Guaranteed footprint reduction The final model can be up to 4x smaller (INT8) or even 8x smaller (INT4), enabling cheaper and more private inference while maintaining stable accuracy through sensitivity-aware layer protection.

We put a lot of energy into making the user experience is ruthlessly minimal: Upload, Click to Compress, and Deploy.

How we built it

We built the system on top of PyTorch's native quantization APIs and a pluggable quantizer registry to unify:

Per-layer weight distribution analysis (Beta distribution fitting)
Sensitivity-aware precision assignment (FP32 / FP16 / INT8 / INT4 per layer)
Post-training quantization with optional calibration
Multi-agent strategy, critique, and Pareto-optimal selection

Architecture Agnostic Design

The compression pipeline was designed to remain architecture-agnostic, meaning it does not assume convolutional, transformer, or custom module structure. Instead, the Scanner iterates over all named modules and parameter tensors, fitting statistical distributions to each layer's weights to assess quantization sensitivity. This allows it to generalize across bespoke research models, or your very own custom creations.

Challenges we ran into

We tried a number of supplementary approaches to model compression including:

Agentic self-distillation
Structural pruning
Low-rank factorization

All required modifying the model’s architecture or training loop — pruning channels, changing ranks, or rewriting optimization logic.

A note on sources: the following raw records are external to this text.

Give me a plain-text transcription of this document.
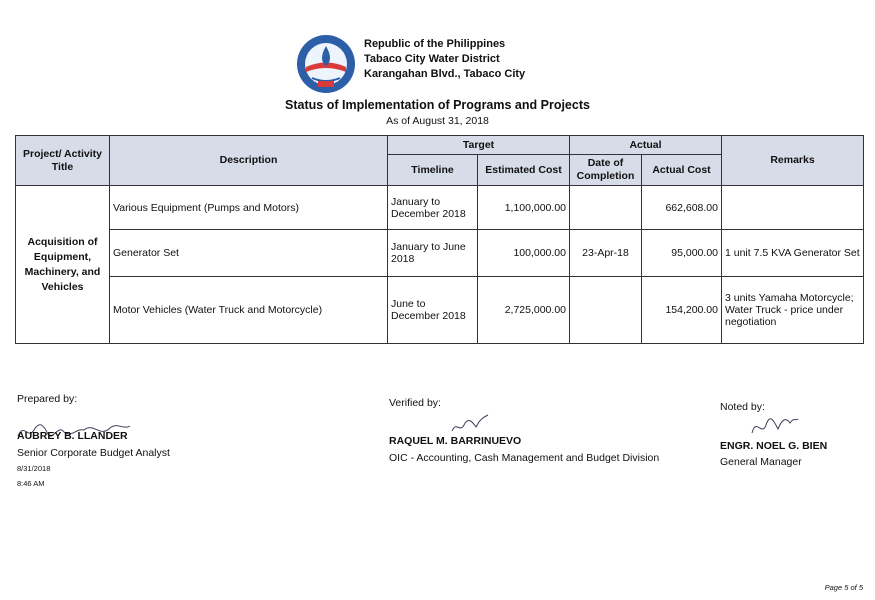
Republic of the Philippines
Tabaco City Water District
Karangahan Blvd., Tabaco City
Status of Implementation of Programs and Projects
As of August 31, 2018
Project/ Activity Title	Description	Target		Actual		Remarks
		Timeline	Estimated Cost	Date of Completion	Actual Cost	
Acquisition of Equipment, Machinery, and Vehicles	Various Equipment (Pumps and Motors)	January to December 2018	1,100,000.00		662,608.00	
	Generator Set	January to June 2018	100,000.00	23-Apr-18	95,000.00	1 unit 7.5 KVA Generator Set
	Motor Vehicles (Water Truck and Motorcycle)	June to December 2018	2,725,000.00		154,200.00	3 units Yamaha Motorcycle; Water Truck - price under negotiation
Prepared by:
AUBREY B. LLANDER
Senior Corporate Budget Analyst
8/31/2018
8:46 AM
Verified by:
RAQUEL M. BARRINUEVO
OIC - Accounting, Cash Management and Budget Division
Noted by:
ENGR. NOEL G. BIEN
General Manager
Page 5 of 5
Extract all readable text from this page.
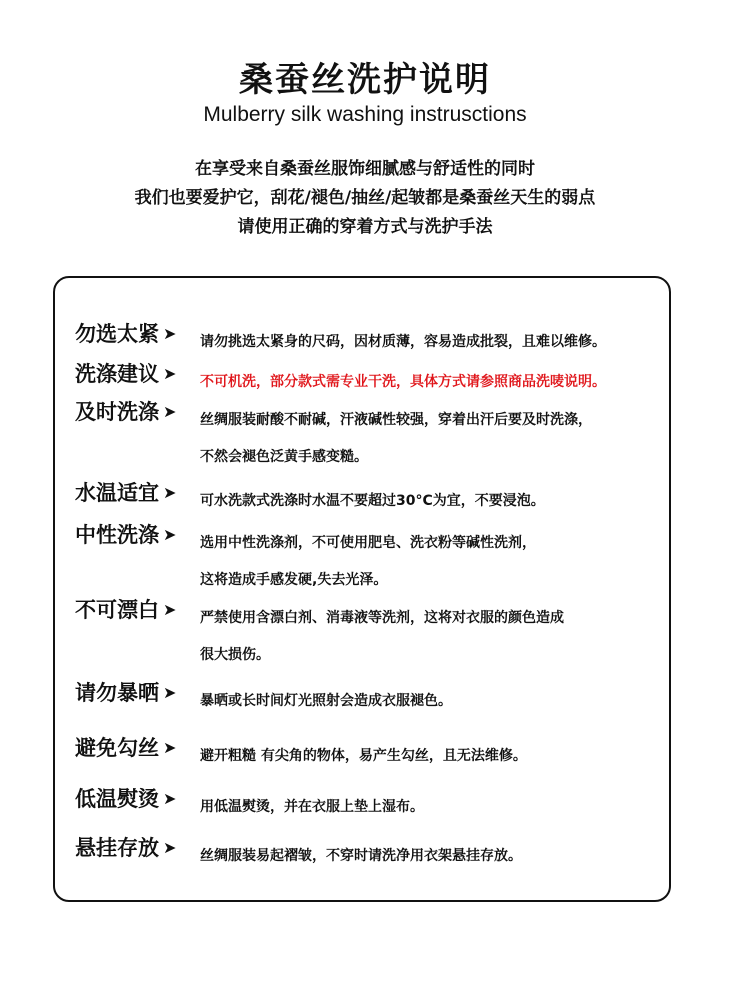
桑蚕丝洗护说明
Mulberry silk washing instrusctions
在享受来自桑蚕丝服饰细腻感与舒适性的同时
我们也要爱护它，刮花/褪色/抽丝/起皱都是桑蚕丝天生的弱点
请使用正确的穿着方式与洗护手法
勿选太紧 ➤ 请勿挑选太紧身的尺码，因材质薄，容易造成批裂，且难以维修。
洗涤建议 ➤ 不可机洗，部分款式需专业干洗，具体方式请参照商品洗唛说明。
及时洗涤 ➤ 丝绸服装耐酸不耐碱，汗液碱性较强，穿着出汗后要及时洗涤，
不然会褪色泛黄手感变糙。
水温适宜 ➤ 可水洗款式洗涤时水温不要超过30°C为宜，不要浸泡。
中性洗涤 ➤ 选用中性洗涤剂，不可使用肥皂、洗衣粉等碱性洗剂，
这将造成手感发硬,失去光泽。
不可漂白 ➤ 严禁使用含漂白剂、消毒液等洗剂，这将对衣服的颜色造成
很大损伤。
请勿暴晒 ➤ 暴晒或长时间灯光照射会造成衣服褪色。
避免勾丝 ➤ 避开粗糙 有尖角的物体，易产生勾丝，且无法维修。
低温熨烫 ➤ 用低温熨烫，并在衣服上垫上湿布。
悬挂存放 ➤ 丝绸服装易起褶皱，不穿时请洗净用衣架悬挂存放。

Automating these decisions meant letting agents redesign core structural components. Current AI systems can apply local edits, but they are unreliable at global architectural reasoning. The result was instability, silent accuracy degradation, and excessive debugging overhead.

We ultimately prioritized graph-preserving methods like quantization, which compress models without requiring architectural redesign.

In addition, we built custom Web GPU Kernels for on-device quantization through a web interface. However, we found this platform to be too limiting in the end.

Accomplishments that we're proud of

Accuracy preservation at 1/4 the precision
Balance of accuracy and footprint reduction using agentic loops, evaluating per layer structure
A stable, agentic loop to act as a mini AI-researcher
The cutie patootie on the GUI

What we learned

There's still a gap in agentic ability for sequential ML research (e.g. reacting to distillation attempts and refining experiments). However, this is rapidly progressing!